Rebels set to begin pullout from Yemen aid port
Yemeni rebels said they were set to begin a unilateral withdrawal from the lifeline port of Hodeida on Saturday in a bid to kickstart implementation of a December truce brokered by the UN.
Hodeida is the main entry point for the bulk of Yemen's imports and humanitarian aid, providing a lifeline to millions of civilians who have been pushed to the brink of famine by more than four years of devastating conflict.
The head of the rebels' Supreme Revolutionary Committee, Mohammed al-Huthi, said fighters would start pulling back at 10 am (0700 GMT).
He said the rebels had been forced to act unilaterally after the Saudi-backed government repeatedly delayed a parallel pullback from parts of the city of Hodeida that it had pledged to make under the truce deal reached in Sweden.
"The (rebel) army and committees are withdrawing unilaterally as a result of the refusal of the countries of the US-British-Saudi-Emirati aggression and their allies to implement the accord," the rebel leader said on Twitter.
The United Nations announced late Friday that the rebels would begin a long-delayed withdrawal from Hodeida and two other Red Sea ports on Saturday, the first step on the ground since the hard-won ceasefire deal was reached.
The agreement was hailed as a breakthrough that offered the best chance so far of ending the war in Yemen.
Bu although the fighting has largely stopped, there have been intermittent clashes and the promised redeployment of the warring parties away from the front lines has failed to materialise.
The withdrawal of rebel forces will now be completed by Tuesday, the head of the UN redeployment committee, General Michael Lollesgaard, said in a statement.
A UN observer mission led by Lollesgaard will monitor the pullback.
- Govt demands verification -
The information minister of the internationally recognised government, Moammer al-Eryani, welcomed the UN announcement but demanded joint verification of the promised rebel withdrawal.
"We welcome any measures towards the implementation of the Sweden agreement on redeployment in ports in Hodeida province and warn of attempts by the militia to mislead the international community and the (UN) Security Council before the next meeting," Eryani tweeted.

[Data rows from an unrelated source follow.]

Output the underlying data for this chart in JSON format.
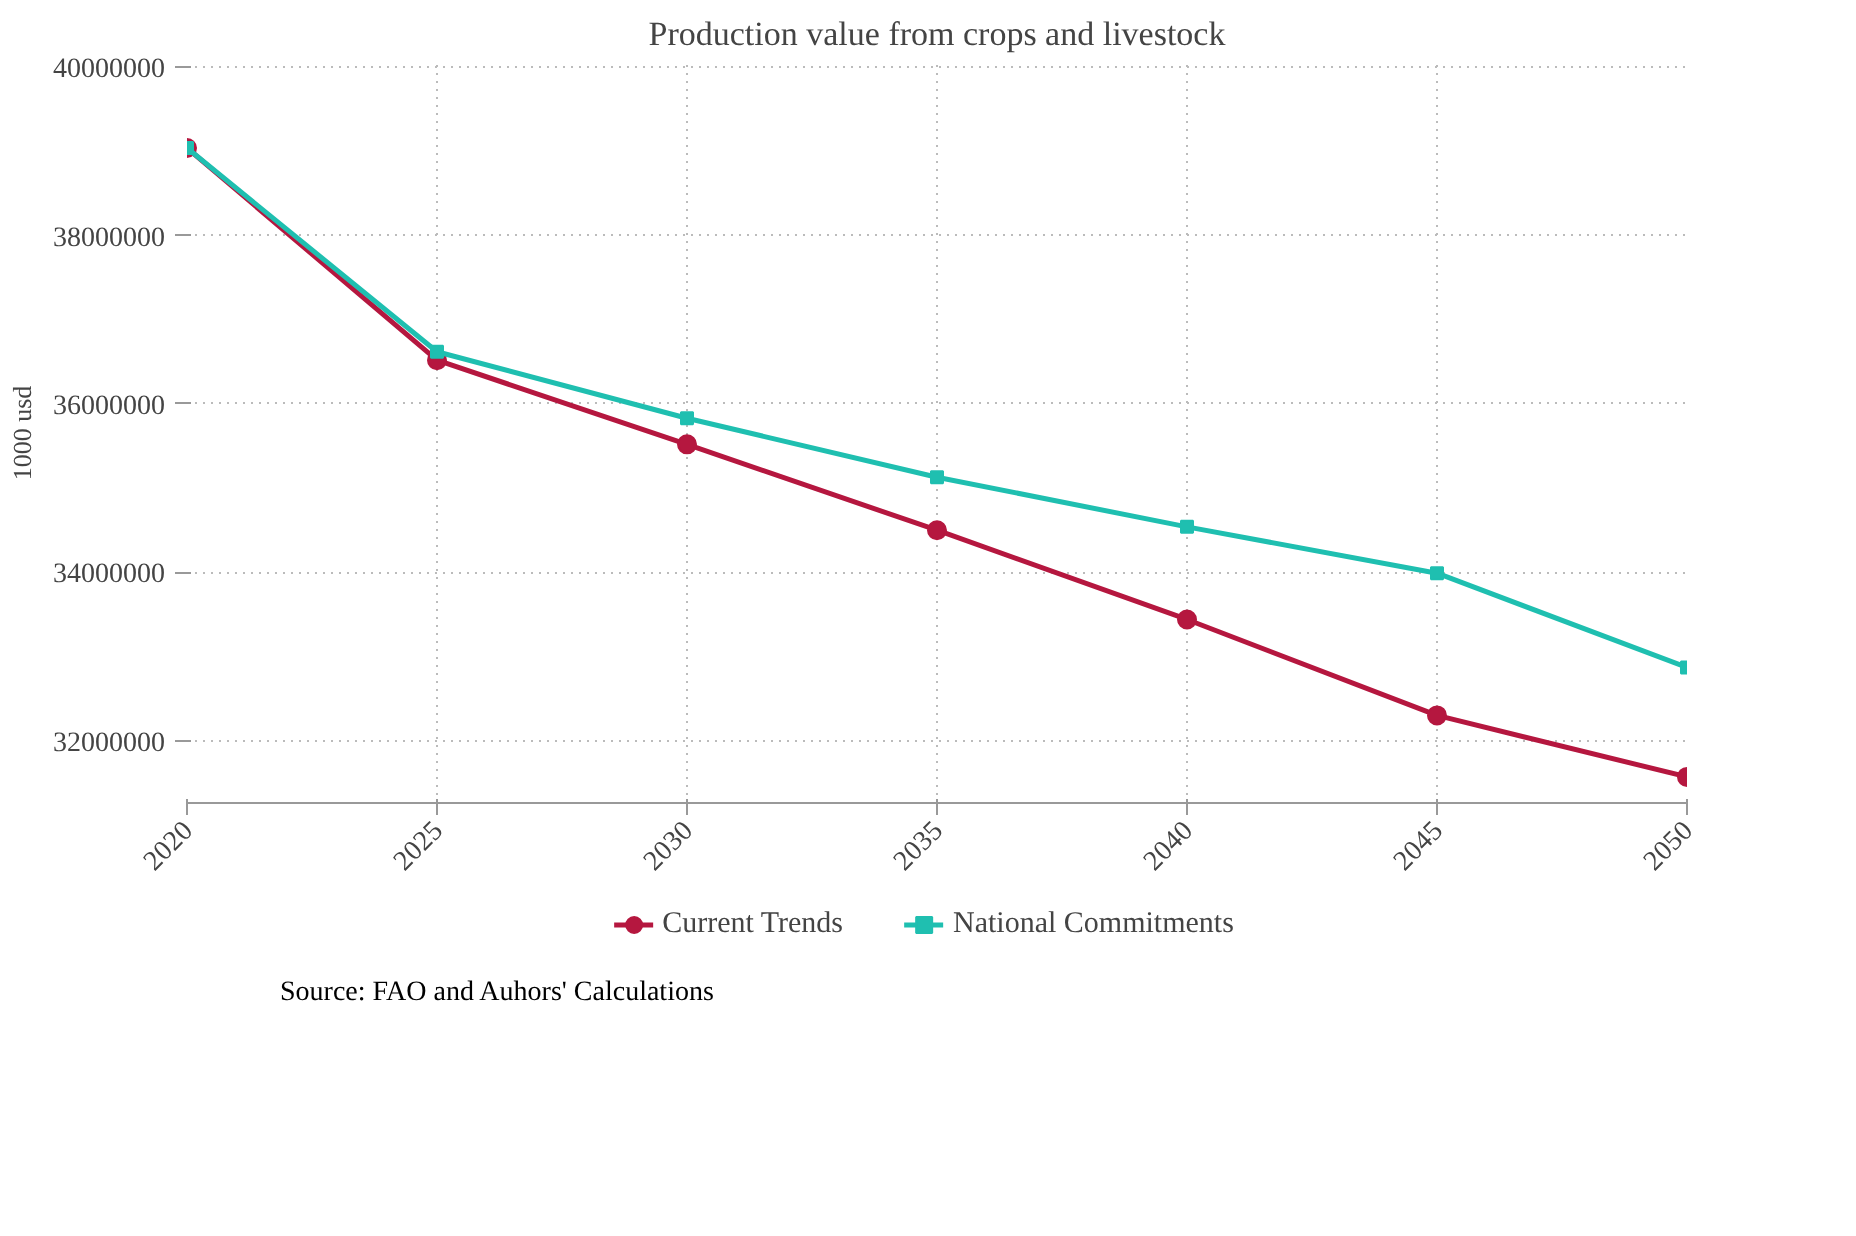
{
  "chart_data": {
    "type": "line",
    "title": "Production value from crops and livestock",
    "ylabel": "1000 usd",
    "x": [
      2020,
      2025,
      2030,
      2035,
      2040,
      2045,
      2050
    ],
    "series": [
      {
        "name": "Current Trends",
        "color": "#b5173f",
        "marker": "circle",
        "values": [
          39040000,
          36520000,
          35520000,
          34500000,
          33440000,
          32300000,
          31570000
        ]
      },
      {
        "name": "National Commitments",
        "color": "#1fbfb0",
        "marker": "square",
        "values": [
          39040000,
          36620000,
          35830000,
          35130000,
          34540000,
          33990000,
          32870000
        ]
      }
    ],
    "xlim": [
      2020,
      2050
    ],
    "xticks": [
      2020,
      2025,
      2030,
      2035,
      2040,
      2045,
      2050
    ],
    "ylim": [
      31260000,
      40050000
    ],
    "yticks": [
      32000000,
      34000000,
      36000000,
      38000000,
      40000000
    ],
    "grid": true,
    "legend": "bottom",
    "annotations": [
      "Source: FAO and Auhors' Calculations"
    ]
  }
}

He said any unilateral redeployment by the rebels without control and joint verification "cannot be accepted."
Lollesgaard welcomed the rebel plan "to undertake an initial unilateral redeployment from the ports of Hodeida, Saleef and Ras Issa."
Saleef is a minor port further up the Red Sea coast that is planned for development as a grain import hub.
Ras Issa is an oil export terminal for the oilfields in Marib province in the government-controlled interior.
- Untapped grain stocks -
Nearly all goods, including vital aid deliveries of grain, currently pass through Hodeida.
The main storage and distribution centre for the imported grain lies in government-held territory on the outskirts of the city.
The silos of the Red Sea Mills currently contain some 51,000 tonnes of grain -- enough to feed 3.7 million people for a month -- but it has gone unused since the fighting forced the UN to withdraw its staff in September.
After an initial inspection visit in February, a World Food Programme team finally gained access to the silos last Sunday after a month of delays for security reasons.
But the mills came under renewed fire on Thursday, with two silos hit, one of them containing wheat, the UN said.
The United Nations had announced a deal in February for phased pullbacks by the two sides, but its implementation faltered over rebel concerns that forces linked to the Saudi-led coalition would exploit it to take over the ports.
The coalition intervened in Yemen in March 2015 when President Abedrabbo Mansour Hadi fled into Saudi exile as the rebels closed in on his last refuge in second city Aden after sweeping though most of the rest of the country.
The conflict has killed tens of thousands people, many of them civilians, relief agencies say.
The fighting has triggered what the United Nations describes as the world's worst humanitarian crisis, with 24.1 million -- more than two-thirds of the population -- in need of aid.